The ‘Intercept’ says it “fell short” in protecting source who prosecutors say is Reality Winner

Impact

The investigative news site the Intercept has concluded it failed to adequately protect the identity of an anonymous source who provided the site with a top-secret National Security Agency report. The Justice Department has said that source is former government contractor Reality Winner, who has been arrested and since charged under the Espionage Act.

Buried in an announcement that the site’s parent company First Look Media would provide financial support for Winner’s legal defense, Intercept editor in chief Betsy Reed wrote that the site had concluded an internal review that looked into whether it had made the site’s source — who prosecutors claim is Winner — vulnerable to arrest.

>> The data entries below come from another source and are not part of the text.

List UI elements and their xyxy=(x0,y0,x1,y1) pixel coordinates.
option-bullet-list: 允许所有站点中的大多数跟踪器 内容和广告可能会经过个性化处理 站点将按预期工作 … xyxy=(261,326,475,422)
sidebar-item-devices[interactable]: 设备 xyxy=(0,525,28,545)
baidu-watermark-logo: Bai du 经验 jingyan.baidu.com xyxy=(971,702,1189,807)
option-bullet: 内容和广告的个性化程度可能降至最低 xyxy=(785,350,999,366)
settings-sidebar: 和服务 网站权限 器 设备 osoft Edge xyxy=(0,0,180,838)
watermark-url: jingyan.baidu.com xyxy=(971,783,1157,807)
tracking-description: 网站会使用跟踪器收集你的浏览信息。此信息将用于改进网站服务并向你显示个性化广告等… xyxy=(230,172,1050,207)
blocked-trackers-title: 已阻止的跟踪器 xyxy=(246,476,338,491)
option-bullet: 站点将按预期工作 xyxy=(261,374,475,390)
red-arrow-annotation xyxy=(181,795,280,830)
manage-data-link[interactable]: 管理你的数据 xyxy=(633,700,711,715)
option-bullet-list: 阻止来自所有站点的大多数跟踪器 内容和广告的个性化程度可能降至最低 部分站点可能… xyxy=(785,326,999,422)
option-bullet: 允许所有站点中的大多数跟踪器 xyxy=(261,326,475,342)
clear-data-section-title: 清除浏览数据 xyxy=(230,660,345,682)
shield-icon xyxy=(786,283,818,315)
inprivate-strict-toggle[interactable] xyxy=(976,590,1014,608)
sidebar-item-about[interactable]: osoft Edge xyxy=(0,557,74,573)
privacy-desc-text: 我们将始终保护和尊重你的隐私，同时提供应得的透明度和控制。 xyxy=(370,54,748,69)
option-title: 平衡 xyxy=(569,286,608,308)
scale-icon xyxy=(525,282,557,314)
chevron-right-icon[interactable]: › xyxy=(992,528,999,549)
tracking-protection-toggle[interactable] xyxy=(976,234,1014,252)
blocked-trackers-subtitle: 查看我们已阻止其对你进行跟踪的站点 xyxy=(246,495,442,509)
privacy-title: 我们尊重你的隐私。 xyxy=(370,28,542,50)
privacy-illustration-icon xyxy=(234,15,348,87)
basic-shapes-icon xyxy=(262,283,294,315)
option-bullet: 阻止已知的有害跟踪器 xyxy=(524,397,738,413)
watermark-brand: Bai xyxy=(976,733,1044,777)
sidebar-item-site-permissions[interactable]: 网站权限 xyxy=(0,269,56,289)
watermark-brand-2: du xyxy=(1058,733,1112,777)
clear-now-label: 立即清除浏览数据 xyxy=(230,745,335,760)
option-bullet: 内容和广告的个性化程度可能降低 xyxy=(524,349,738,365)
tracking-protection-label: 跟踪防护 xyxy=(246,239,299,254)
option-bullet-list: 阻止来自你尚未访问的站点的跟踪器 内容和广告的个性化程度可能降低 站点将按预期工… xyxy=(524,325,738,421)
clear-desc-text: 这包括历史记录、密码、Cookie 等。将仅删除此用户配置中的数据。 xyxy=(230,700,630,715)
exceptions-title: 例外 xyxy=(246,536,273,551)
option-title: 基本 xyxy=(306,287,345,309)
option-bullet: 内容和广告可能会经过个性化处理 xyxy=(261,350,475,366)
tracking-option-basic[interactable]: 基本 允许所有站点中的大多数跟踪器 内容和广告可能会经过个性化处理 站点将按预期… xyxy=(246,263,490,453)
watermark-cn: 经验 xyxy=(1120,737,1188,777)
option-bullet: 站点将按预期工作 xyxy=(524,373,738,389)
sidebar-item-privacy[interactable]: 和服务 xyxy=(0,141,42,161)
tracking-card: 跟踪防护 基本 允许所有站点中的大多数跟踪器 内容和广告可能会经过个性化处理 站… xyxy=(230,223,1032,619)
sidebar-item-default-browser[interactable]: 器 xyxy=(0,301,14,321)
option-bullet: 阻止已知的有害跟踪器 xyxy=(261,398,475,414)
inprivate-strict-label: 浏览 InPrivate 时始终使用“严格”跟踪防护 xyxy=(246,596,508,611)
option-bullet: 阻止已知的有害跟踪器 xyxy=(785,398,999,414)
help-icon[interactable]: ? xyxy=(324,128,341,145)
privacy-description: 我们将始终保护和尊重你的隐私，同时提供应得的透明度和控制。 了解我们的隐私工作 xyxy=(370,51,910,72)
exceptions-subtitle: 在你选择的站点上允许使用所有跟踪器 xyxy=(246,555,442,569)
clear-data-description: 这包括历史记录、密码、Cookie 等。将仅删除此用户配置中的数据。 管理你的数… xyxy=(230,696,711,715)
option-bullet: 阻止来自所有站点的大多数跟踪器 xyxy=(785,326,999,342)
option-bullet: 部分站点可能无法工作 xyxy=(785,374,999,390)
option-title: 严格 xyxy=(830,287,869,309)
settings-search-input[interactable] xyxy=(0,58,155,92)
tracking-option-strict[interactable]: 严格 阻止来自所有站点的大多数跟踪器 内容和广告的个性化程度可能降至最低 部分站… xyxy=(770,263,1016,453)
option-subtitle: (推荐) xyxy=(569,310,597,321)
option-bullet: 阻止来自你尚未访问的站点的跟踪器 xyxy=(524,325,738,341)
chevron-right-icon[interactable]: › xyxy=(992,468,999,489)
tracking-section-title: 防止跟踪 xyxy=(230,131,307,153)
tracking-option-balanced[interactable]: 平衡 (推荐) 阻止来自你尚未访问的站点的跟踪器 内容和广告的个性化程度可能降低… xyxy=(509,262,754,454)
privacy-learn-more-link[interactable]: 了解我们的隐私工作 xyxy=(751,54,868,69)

“The ongoing criminal case prevents us from going into detail, but I can state that, at several points in the editorial process, our practices fell short of the standards to which we hold ourselves for minimizing the risks of source exposure when handling anonymously provided materials,” Reed wrote in the statement Tuesday.

Reed emphasized the Intercept does not know whether Winner was the alleged source of the NSA report, which revealed the NSA’s conclusion that Russian military intelligence carried out a cyberattack on a U.S. voting software company and had attempted to hack more than 100 U.S. local election officials.

Reed also wrote that the site’s process of verifying anonymously provided materials “carries some risks of source exposure that are impossible to mitigate.”

“Nonetheless,” she wrote, “it is clear that we should have taken greater cautions to protect the identity of a source who was anonymous even to us.”

Nobody at the Intercept has been terminated because of the lapses, Reed told Mic.

As a result of what the review found, the Intercept is revising its source protecting protocols and is retraining its staff members, along with revising and expanding its whistleblower guidelines.

Security staff members will also be looped into the editorial process more regularly, Reed said, and staff members will be “held to account” for failing to follow protocol. Reed did not respond to a follow-up question about what being “held to account” will mean in practice.

Following Winner’s arrest, the Intercept came under fire for its handling of the classified document. An affidavit of an FBI agent released by the Justice Department seemed to suggest reporters had provided information that helped investigators track down Winner, including from where the document had been mailed.

Under further scrutiny, security reporters and experts found the existence of barely indistinguishable “microdots” on the copy of the NSA report the Intercept uploaded to its website. Those microdots could have been used to identify the time, date and printer from which the document came, although it is unclear whether investigators used that method to identify Winner.

The Intercept had initially pushed back aggressively on the criticism. In a statement, the site said claims made by the Justice Department should be approached with caution. The site’s co-founders, Glenn Greenwald and Jeremy Scahill, issued a combative joint statement several days later accusing reporters of being “irresponsible” when suggesting the Intercept made several errors in its source handling.

In that statement, Greenwald and Scahill said the site was reviewing how it handled the report, and they aggressively distanced themselves from the story.

“Because the two of us did not work in any capacity on this story, and thus had no knowledge of what took place, and because we do not edit the Intercept, we do not face these same [institutional] constraints, and feel compelled to demonstrate how irresponsible and deceitful much of the commentary has been,” they wrote in the statement, which accused journalists of relying too heavily on the Justice Department conclusion.

Intercept managing editor Charlotte Greensit told Mic at the time that the site would be “as transparent as possible with the results” of the review.

On Tuesday, Reed told Mic that the site cannot comment on further details of what the review found because of the ongoing criminal case against Winner.

Winner is being prosecuted under the Espionage Act, to which First Look Media and many press freedom organizations have vigorously objected. Reed said the Press Freedom Defense Fund would have taken Winner’s case even if she was not accused of providing classified information to the Intercept, and that the Intercept would stand with Winner if she was not otherwise connected to the site.

“We at the Intercept have always opposed the use of the Espionage Act against government whistleblowers,” Reed wrote Tuesday. “Our stand is unwavering and we would object to the prosecution of Winner under the act even if we had no connection to the materials she is accused of disclosing. The First Amendment, not the Espionage Act, should be the framework for viewing the act of whistleblowing.”

First Look Media’s Press Freedom Defense Fund is providing $50,000 in matching funds to Stand With Reality, an organization that is raising money for the cost of Winner’s legal defense and aims to bring public awareness about her case. First Look is also sending its legal counsel, Baruch Weiss, to help support Winner’s legal defense.

Winner has accepted Weiss’ legal help, Reed said.

Winner has pleaded not guilty to the charges she faces. She has been denied bail.